Reputation: 443
In ASP .NET Core app want to make one of my controllers sessionless. So I do the following:
app.UseWhen(
context => context.GetRouteValue("controller") is not "SomeValue",
app => app.UseMiddleware<SessionMiddleware>());
Then I decided to disable some other middleware for this controller. And I wonder if there is a difference between this
app.UseWhen(
context => context.GetRouteValue("controller") is not "SomeValue",
app =>
{
app.UseMiddleware<SessionMiddleware>();
app.UseMiddleware<SomeOtherMiddleware>();
});
and this
app.UseWhen(
context => context.GetRouteValue("controller") is not "SomeValue",
app => app.UseMiddleware<SessionMiddleware>());
app.UseWhen(
context => context.GetRouteValue("controller") is not "SomeValue",
app => app.UseMiddleware<SomeOtherMiddleware>());
It should behave the same, but is there any overhead in registering two middlewares separately?
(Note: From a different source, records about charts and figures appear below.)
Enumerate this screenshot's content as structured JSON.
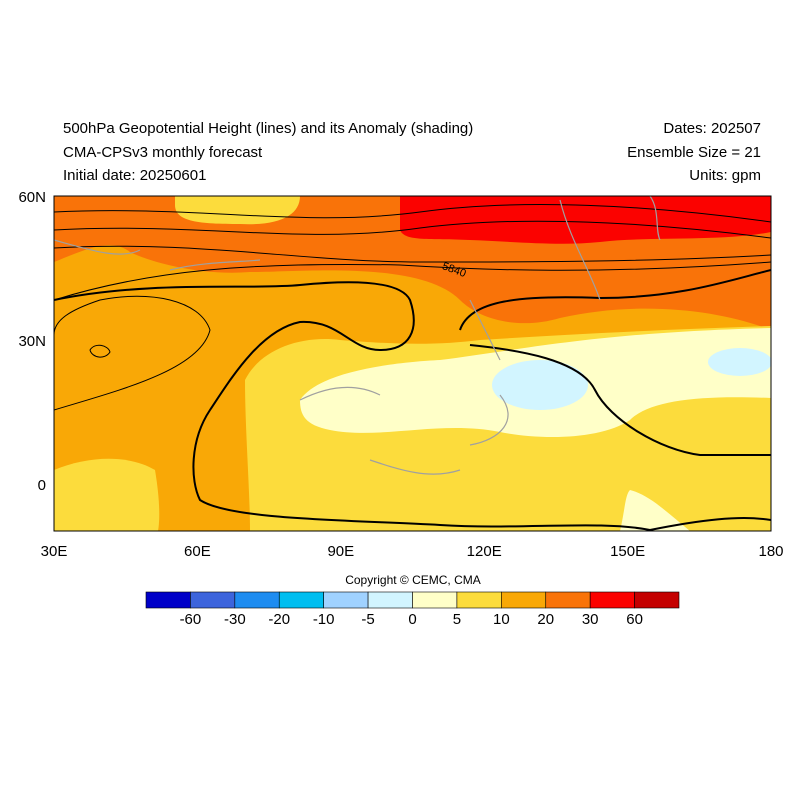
{
  "header": {
    "title": "500hPa Geopotential Height (lines) and its Anomaly (shading)",
    "subtitle": "CMA-CPSv3 monthly forecast",
    "initial_date": "Initial date: 20250601",
    "dates": "Dates: 202507",
    "ensemble": "Ensemble Size = 21",
    "units": "Units: gpm"
  },
  "map": {
    "lat_labels": [
      "60N",
      "30N",
      "0"
    ],
    "lon_labels": [
      "30E",
      "60E",
      "90E",
      "120E",
      "150E",
      "180"
    ],
    "contour_label": "5840"
  },
  "colorbar": {
    "colors": [
      "#0000c8",
      "#3c64dc",
      "#1e8cf0",
      "#00bef0",
      "#a0d2ff",
      "#d2f5ff",
      "#ffffc8",
      "#fcdc3c",
      "#f9a806",
      "#f97309",
      "#fb0200",
      "#c40000"
    ],
    "labels": [
      -60,
      -30,
      -20,
      -10,
      -5,
      0,
      5,
      10,
      20,
      30,
      60
    ]
  },
  "copyright": "Copyright © CEMC, CMA"
}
Or both calls will end up being the same (optimized by compiler)?
Upvotes: 0
Views: 115
Reputation: 58863
The source code for UseWhen is here: https://github.com/dotnet/aspnetcore/blob/3f8edf130a14d34024a42ebd678fa3f699ef5916/src/Http/Http.Abstractions/src/Extensions/UseWhenExtensions.cs#L22.
There would be some small overhead for calling it twice but since this is only done once on startup and not per request, I'd say it doesn't matter.
I would personally prefer having just one as you don't need to duplicate conditions.